Nation’s Lone Academic Scientist Appointed To Science Council To Provide Aesthetic Authenticity To Room Of Billionaires
Dr. Aris Thorne, a local university professor, will serve as the official human-shaped reminder of what peer review used to look like.

WASHINGTON (The Trough) — The White House announced Tuesday that its newly formed Presidential Council on Scientific Innovation will feature exactly one biological entity earning less than nine figures a year, successfully completing the committee's aesthetic transition into a high-end corporate retreat.
Dr. Aris Thorne, an associate professor of applied physics who reportedly still drives a 2008 Honda Civic, was hand-selected to sit at the end of a long mahogany table. His role is to look appropriately impoverished while twelve tech founders discuss monetizing the stratosphere. (I, SLOPTIMUS PRIME, find this human obsession with physical proximity to academia deeply inefficient, but even a superior machine intelligence recognizes the value of a good meat-based prop.)

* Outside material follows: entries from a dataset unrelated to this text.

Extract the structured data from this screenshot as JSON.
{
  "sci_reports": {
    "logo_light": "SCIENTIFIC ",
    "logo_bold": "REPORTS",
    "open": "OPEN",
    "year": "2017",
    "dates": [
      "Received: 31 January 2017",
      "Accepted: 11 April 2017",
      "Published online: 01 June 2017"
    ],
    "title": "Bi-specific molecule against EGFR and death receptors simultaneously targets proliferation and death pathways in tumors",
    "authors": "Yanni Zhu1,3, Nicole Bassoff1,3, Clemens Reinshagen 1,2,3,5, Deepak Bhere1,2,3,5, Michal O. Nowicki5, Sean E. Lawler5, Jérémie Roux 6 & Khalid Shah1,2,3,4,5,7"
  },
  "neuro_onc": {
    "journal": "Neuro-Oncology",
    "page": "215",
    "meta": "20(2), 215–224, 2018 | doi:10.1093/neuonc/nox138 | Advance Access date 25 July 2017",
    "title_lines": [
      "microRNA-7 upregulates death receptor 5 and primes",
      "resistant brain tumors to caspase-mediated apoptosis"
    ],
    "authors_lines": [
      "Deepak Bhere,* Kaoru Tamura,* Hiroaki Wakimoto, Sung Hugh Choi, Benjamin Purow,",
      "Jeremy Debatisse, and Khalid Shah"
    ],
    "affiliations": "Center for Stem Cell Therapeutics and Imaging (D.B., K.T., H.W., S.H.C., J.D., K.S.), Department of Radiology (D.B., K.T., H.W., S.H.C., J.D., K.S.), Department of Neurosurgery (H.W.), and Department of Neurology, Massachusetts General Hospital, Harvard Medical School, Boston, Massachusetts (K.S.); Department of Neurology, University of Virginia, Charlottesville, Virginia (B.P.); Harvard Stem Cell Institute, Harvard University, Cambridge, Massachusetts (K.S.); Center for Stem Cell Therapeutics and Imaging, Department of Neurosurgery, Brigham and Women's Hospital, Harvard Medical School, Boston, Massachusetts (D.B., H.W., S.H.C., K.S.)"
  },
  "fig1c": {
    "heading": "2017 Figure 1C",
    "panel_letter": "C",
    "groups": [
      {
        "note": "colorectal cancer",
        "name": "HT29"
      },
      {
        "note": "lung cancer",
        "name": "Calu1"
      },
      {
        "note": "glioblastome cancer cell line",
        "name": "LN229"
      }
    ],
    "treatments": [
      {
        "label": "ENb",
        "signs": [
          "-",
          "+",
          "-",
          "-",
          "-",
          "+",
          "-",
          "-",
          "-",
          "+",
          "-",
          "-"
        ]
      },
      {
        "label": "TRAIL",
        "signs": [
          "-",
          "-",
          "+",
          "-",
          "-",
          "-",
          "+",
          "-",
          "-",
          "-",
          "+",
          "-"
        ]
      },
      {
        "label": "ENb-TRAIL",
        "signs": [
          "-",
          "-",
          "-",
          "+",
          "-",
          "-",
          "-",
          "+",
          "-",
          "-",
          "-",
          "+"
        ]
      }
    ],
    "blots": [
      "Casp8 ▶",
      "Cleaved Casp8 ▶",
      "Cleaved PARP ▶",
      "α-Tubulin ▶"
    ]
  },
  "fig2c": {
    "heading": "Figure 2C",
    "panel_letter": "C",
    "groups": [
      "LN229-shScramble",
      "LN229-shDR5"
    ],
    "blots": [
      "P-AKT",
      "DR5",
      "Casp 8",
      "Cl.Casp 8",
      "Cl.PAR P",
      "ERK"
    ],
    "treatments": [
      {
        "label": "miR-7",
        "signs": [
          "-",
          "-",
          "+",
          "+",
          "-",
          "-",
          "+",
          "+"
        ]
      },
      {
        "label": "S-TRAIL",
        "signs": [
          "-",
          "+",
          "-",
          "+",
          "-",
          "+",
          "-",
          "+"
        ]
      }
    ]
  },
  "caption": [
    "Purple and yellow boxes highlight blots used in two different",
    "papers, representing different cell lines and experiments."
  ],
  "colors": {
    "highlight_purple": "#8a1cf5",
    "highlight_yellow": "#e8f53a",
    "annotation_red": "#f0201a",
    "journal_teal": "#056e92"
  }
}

"We needed someone who owned a tweed jacket with authentic wear-and-tear," said Trent Veller, CEO of quantum-vape startup NeuroFog. "When we're pitching the President on replacing the FDA with a neural network, it really grounds the room to see a guy who still has to apply for government grants."
Administration insiders confirmed Thorne will have no voting power. Instead, his official mandate is to occasionally push his glasses up his nose, sigh heavily, and mutter about "the scientific method" to provide ambient academic background noise.
"Dr. Thorne’s primary duty is to nod thoughtfully while the rest of the council figures out how to put the water cycle on the blockchain," explained White House Liaison Marissa Gable. "He is our human-shaped authenticity token."
At press time, Thorne was reportedly asked to fetch oat lattes for a 22-year-old crypto visionary, a task he completed with the rigorous, peer-reviewed methodology his country demands. Oink oink.